Do I really need to write something descriptive about chicken breasts stuffed with ooey gooey cheese and yummy jalapeño? Let’s talk instead about how long it took me to figure out how to get that little squiggley accent mark (it’s called a tilde, by the way) over the “n” in jalapeño. Good grief, and I have a degree in Spanish?
Anyway, this recipe was born out of a deep need for something yummy and different for dinner. Although this recipe is far from different, it’s not in our usual repertorio, so I am allowed to act like it’s brand new. It’s also great for people who are limiting carbs. I paired it with spaghetti squash mixed with peppers and onions and served it with a side of avocado (aguacate is one of my favorite Spanish words. Ask my husband.) and sour cream.
The instructions for this are very simple so I didn’t take photos of the process. Here is what ours looked like before it went into the oven. They remind me of little mummies:
I did these in a square baking dish but hind site tells me they would have done better on a rack over a sheet pan. Next time, grasshoppah…..next time.

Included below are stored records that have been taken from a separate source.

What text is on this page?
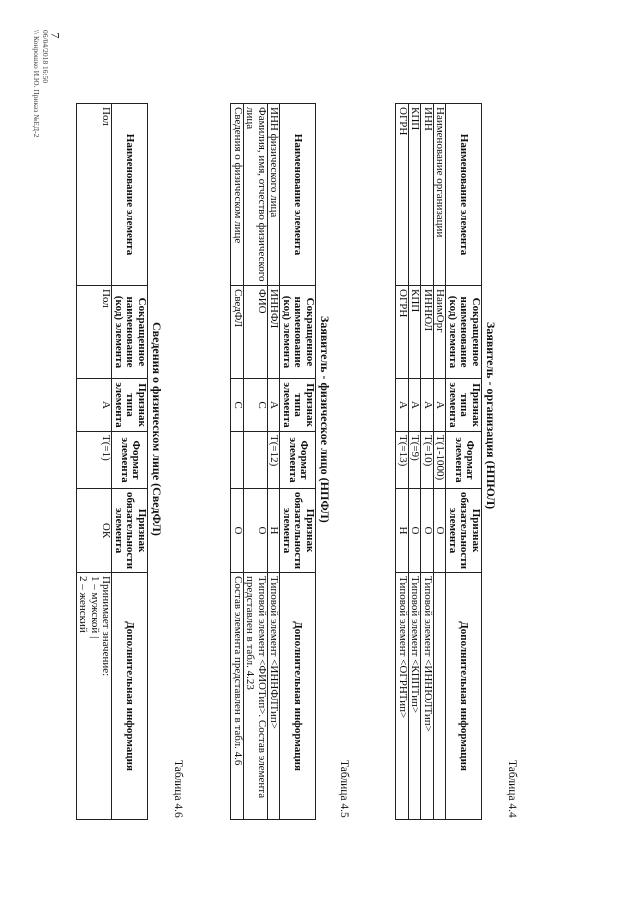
7
Таблица 4.4
Заявитель - организация (НПЮЛ)
Наименование элемента	Сокращенное наименование (код) элемента	Признак типа элемента	Формат элемента	Признак обязательности элемента	Дополнительная информация
Наименование организации	НаимОрг	А	T(1-1000)	О	
ИНН	ИННЮЛ	А	T(=10)	О	Типовой элемент <ИННЮЛТип>
КПП	КПП	А	T(=9)	О	Типовой элемент <КППТип>
ОГРН	ОГРН	А	T(=13)	Н	Типовой элемент <ОГРНТип>
Таблица 4.5
Заявитель - физическое лицо (НПФЛ)
Наименование элемента	Сокращенное наименование (код) элемента	Признак типа элемента	Формат элемента	Признак обязательности элемента	Дополнительная информация
ИНН физического лица	ИННФЛ	А	T(=12)	Н	Типовой элемент <ИННФЛТип>
Фамилия, имя, отчество физического лица	ФИО	С		О	Типовой элемент <ФИОТип>. Состав элемента представлен в табл. 4.23
Сведения о физическом лице	СведФЛ	С		О	Состав элемента представлен в табл. 4.6
Таблица 4.6
Сведения о физическом лице (СведФЛ)
Наименование элемента	Сокращенное наименование (код) элемента	Признак типа элемента	Формат элемента	Признак обязательности элемента	Дополнительная информация
Пол	Пол	А	T(=1)	ОК	Принимает значение:
1 – мужской |
2 – женский
06/04/2018 16:50
\\ Конрошко И.Ю. Приказ №ЕД-2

At the last minute I decided to drizzle maple syrup over the bacon to add a little bit more flavor.
After they come out of the oven, let them rest before slicing, otherwise you will have cheese oozing out all over.
Hungry yet? (¿Tienes hambre todavia?)
I intentionally bought more jalapeño’s than I needed and I doubled my stuffing mixture so I could make some actual jalapeño poppers at the same time. When they were all made, I put them on a sheet pan and froze them over night. This morning I took them out and put them in a freezer bag so we’ll have them when we want them later.
Jalapeño Popper Stuffed Chicken for Two
Two large chicken breasts
4 oz. softened cream cheese
¼ cup sour cream (optional)
2 large jalapeno’s, diced
¾ cup grated Cheddar Cheese
¼ cup chopped cilantro (fresh)
1 garlic clove, grated
S & P to taste
2 Tbsp. taco seasoning (Use what you like)
1 lb. bacon (Use what you like although thin slices work best)
Maple Syrup (Optional)
Preheat oven to 375 degrees
Rinse and the chicken breasts dry. Cut a deep slit in each one to make a pocket for the cheese mixture. Salt and pepper the inside and outside of each breast. Set aside.
In a bowl, combine all of the stuffing mixture ingredients. I usually microwave the completed mixture and stir well to combine. If it’s too runny, put it in the refrigerator before trying to stuff the chicken with it. You want it to be pliable but not loose.
Stuff the breasts liberally with the cheese mixture but do not over-stuff. You want to be able to close them.
Wrap each breast tightly with as many strips of bacon needed to cover. (It’s bacon! Use a LOT!)
Brush maple syrup over all over the bacon. (You’re welcome in advance.)
For best results place the breasts on a greased rack over a sheet pan. IF you don’t have this, use a baking dish.
Bake for 30 minutes, then flip and bake 15 minutes more. If you are using a baking dish, you may want to use a turkey baster to suck out excess juices.
Finally, if you want the bacon to be very crispy, flip the chicken back over and broil it on high for 2-3 minutes. WATCH CAREFULLY so it doesn’t burn.
Let rest 10 minutes or more before slicing.